Cross layer attacks on GSM mobile networks using software defined radios

Abstract

The ubiquitous adoption of cellular technologies, such as, Long Term Evolution (LTE) and Wide-band Code Division Multiple Access (WCDMA) has not diminished the impact of Global System for Mobile communication (GSM) technologies. Despite 20 years of deployment, GSM still poses significant security threats to its users due to adversaries exploiting protocol vulnerabilities.
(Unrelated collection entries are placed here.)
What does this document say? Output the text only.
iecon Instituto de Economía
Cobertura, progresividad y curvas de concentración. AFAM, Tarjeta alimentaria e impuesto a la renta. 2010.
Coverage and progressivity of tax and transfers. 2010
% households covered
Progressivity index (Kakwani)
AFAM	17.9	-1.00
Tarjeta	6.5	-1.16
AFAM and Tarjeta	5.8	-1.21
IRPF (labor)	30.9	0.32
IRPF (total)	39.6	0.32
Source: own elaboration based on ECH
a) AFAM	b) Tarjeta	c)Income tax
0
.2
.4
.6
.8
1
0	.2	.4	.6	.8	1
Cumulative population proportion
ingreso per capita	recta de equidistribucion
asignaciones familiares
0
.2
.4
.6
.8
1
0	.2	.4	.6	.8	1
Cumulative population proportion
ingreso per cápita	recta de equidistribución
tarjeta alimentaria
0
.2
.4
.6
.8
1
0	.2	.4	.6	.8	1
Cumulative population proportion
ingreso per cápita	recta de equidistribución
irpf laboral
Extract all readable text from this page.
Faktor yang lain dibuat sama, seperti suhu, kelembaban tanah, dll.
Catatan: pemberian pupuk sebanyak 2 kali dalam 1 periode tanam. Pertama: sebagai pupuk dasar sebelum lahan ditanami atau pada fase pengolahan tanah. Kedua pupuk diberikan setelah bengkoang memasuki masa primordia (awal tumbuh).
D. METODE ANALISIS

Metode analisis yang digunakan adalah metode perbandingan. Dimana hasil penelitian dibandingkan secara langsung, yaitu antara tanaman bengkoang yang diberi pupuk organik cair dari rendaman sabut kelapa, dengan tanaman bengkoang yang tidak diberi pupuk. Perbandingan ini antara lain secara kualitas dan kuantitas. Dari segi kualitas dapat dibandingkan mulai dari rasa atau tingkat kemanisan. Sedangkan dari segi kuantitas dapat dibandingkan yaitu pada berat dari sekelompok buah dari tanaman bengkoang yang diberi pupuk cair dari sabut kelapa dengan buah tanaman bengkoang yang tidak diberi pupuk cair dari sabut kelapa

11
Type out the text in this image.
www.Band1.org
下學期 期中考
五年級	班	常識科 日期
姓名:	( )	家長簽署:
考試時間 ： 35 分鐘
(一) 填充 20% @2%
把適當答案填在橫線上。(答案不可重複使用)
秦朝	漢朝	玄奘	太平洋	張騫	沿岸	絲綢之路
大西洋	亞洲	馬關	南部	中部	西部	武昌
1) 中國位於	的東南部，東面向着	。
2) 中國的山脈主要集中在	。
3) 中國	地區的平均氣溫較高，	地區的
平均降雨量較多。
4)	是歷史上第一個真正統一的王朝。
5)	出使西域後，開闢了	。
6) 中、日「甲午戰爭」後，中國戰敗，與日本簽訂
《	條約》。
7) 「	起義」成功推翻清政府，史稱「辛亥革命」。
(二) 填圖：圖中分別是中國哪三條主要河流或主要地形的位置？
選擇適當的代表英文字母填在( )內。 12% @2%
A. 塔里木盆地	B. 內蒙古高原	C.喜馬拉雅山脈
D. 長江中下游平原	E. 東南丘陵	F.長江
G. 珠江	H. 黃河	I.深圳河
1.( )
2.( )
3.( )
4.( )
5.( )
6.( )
In this paper, we present an attack which leverages cross-layer information from network or data link layers to craft an attack vector targeting the physical layer. The cross-layer attack provides attacker sufficient knowledge to specifically target cells, control channels, and mobile stations (MS) with minimal investment of communication and energy resources. We have designed and implemented an experimental testbed, which comprises of, software defined radios (SDR) (USRP and gnuradio), open source GSM channel sniffer (gr-gsm), and distributed processing engine (Apache Spark). The experimental testbed will also facilitate cloning a base transceiver station (BTS) which will benefit from availability of cross-layer information to create customized attack vectors. The cross-layer attack capability on our experimental testbed provides a cost effective scheme to achieve desired benefits with optimal usage of communication and energy resources. Experimental results shows that the testbed can be used to successfully attack multiple mobile stations with minimal usage of power resources.